Aside from the technology itself being finicky, and that time and effort was required for users to set it up and to learn to use it, there was a far greater roadblock. The technology was to change the way people exchanged business cards and this is unfortunately backwards. Technology does not changes things to make things easier for us. We need to change to allow technology to do it's job for us!
The exchange of business cards is a very long ingrained pattern, and a time worn custom in business cultures around the world. To change it so fundamentally, by eliminating the paper card for a digital one, is a very uncomfortable thing to do. It was simply too much, too soon for most of us in that era.
As a society, we hadn't embraced what we all have adopted today, and that is that we need to learn, adapt and change on a monthly, even weekly basis to allow technology to help us.
And that right there, is the key. Technology, no matter how revolutionary it is, will not help us if we don't create a new pattern to adopt it into our lives.

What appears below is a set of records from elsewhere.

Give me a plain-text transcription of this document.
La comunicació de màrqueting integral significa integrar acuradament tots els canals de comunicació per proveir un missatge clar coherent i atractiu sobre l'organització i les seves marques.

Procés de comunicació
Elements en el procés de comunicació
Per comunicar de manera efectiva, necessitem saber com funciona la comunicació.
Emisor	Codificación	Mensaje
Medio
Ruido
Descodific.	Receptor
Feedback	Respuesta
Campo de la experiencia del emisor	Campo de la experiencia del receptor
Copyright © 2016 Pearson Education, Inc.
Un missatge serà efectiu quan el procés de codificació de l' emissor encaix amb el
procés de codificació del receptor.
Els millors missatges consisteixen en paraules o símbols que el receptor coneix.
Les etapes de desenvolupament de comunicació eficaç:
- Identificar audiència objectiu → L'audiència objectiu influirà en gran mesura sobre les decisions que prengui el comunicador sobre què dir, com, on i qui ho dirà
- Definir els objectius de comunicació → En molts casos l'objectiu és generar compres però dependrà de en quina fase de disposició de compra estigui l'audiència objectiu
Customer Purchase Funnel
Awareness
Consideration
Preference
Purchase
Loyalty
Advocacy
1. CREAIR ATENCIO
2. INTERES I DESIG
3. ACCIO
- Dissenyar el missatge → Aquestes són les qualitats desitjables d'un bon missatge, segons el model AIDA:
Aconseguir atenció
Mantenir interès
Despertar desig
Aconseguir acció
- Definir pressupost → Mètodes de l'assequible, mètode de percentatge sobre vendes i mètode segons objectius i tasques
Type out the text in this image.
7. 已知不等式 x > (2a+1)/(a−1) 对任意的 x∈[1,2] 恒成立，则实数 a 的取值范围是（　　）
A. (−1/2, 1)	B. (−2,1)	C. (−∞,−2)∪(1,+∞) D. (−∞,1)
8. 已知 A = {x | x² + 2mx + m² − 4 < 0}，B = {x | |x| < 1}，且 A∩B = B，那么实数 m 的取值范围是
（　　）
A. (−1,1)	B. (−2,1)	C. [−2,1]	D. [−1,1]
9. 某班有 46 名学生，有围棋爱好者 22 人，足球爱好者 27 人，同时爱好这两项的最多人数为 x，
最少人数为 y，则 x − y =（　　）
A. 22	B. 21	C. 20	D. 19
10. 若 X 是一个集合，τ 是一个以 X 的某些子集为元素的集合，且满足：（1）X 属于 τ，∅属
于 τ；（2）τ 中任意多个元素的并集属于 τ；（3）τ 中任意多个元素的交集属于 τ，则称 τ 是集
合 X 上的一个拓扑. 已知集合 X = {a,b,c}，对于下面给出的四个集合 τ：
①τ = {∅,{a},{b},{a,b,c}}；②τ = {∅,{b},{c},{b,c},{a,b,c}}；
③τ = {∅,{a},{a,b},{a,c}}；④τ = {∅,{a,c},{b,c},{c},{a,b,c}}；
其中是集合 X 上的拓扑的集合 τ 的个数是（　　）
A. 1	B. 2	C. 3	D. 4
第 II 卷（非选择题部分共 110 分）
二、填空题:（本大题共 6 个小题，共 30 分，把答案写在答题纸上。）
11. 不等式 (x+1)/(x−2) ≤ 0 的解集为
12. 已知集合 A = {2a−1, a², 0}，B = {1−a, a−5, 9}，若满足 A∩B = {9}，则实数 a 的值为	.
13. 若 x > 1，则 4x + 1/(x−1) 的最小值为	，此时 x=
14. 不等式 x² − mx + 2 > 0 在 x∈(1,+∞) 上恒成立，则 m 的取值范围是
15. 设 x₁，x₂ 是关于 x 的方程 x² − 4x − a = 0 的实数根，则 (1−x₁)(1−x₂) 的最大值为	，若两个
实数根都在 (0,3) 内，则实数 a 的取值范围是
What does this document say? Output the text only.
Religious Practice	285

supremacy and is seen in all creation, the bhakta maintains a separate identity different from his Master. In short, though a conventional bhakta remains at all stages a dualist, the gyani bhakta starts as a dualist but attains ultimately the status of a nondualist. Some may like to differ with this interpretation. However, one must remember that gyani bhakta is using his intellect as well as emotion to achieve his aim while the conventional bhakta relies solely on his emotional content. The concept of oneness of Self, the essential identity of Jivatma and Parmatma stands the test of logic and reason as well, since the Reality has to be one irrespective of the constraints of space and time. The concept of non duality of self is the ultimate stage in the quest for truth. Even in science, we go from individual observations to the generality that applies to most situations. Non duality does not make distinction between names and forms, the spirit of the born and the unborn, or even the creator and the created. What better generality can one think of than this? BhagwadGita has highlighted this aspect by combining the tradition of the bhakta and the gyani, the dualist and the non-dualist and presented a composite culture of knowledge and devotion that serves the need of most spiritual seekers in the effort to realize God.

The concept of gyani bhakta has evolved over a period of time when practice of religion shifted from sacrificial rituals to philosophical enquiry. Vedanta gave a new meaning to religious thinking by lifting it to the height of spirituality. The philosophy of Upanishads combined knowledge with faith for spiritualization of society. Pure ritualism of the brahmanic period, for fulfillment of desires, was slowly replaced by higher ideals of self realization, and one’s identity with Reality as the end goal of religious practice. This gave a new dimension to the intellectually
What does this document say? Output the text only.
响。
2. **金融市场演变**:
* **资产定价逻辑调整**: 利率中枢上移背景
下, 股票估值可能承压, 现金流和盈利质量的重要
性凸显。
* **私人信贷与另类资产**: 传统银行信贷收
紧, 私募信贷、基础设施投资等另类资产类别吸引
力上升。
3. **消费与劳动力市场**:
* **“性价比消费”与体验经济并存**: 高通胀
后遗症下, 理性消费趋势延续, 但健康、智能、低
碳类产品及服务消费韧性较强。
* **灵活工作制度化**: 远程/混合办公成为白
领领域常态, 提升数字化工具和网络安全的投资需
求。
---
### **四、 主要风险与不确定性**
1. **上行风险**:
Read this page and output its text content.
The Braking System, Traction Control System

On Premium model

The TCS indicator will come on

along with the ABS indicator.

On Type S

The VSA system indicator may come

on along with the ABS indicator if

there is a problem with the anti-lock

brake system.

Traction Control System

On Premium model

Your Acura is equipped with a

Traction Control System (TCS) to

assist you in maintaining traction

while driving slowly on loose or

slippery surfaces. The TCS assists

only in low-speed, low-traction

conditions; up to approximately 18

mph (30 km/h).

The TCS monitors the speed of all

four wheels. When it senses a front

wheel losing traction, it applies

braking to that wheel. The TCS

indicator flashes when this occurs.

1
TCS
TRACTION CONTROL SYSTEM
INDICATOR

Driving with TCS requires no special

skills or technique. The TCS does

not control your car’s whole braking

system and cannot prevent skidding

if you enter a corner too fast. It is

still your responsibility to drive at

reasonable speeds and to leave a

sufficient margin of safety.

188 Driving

The world of phone apps is a utopia of 100's of 1000's of new tools at our disposal. When you first loaded new applications onto your phone, how productive did you find them? My guess is nada. How productive is a tool that you forget you have! Here is the typical pattern for the use of new apps on your phone.
1. You download a groovy new application, such as a weather app, a mortgage calculator, a voice memo app etc. The first time after you installed the app, and you need to look up the weather, calculate a mortgage or record a memo, you immediately... run to your computer.
2. Then, while navigating your search engine, you remember "I have an app for that."
3. So the next time this same need arises you...run to your computer again. And again. This process probably happens 3X before you think to go to you app first. Even then, you probably use it for the first time, only when you are away from your computer and necessity prompts your mind to search for other options. "Oh right, I have a totally cool app for that!"
4. Now, you have changed your brain pattern to solve this need, as well as make a new muscle memory that directs you to your phone instead of the computer.
5. Each additional app you download follows this same pattern. But, each time, the training of your mind pattern becomes easier and muscle memory is reinforced every time we now reach for our phone instead of our keyboards.
So the question was: Is Technology "All Flash, Little Substance?" That's up to you. Technology is useless if it is not integrated into your daily life. The best technology in the world can flounder if the users don't adjust their activities to accommodate the new work patterns required. Technology is designed to make your life more efficient. How can your life be more efficient if you keep doing the same things?
The end result is, you have to allow change for Technology to work. You have to change your patterns; mentally, physically and in your day-to-day activities. The more you allow yourself to change patterns, the easier it will be to continue to do so. Soon, the introduction of new technology in our lives will be a common everyday occurrence. Oh wait, that's now!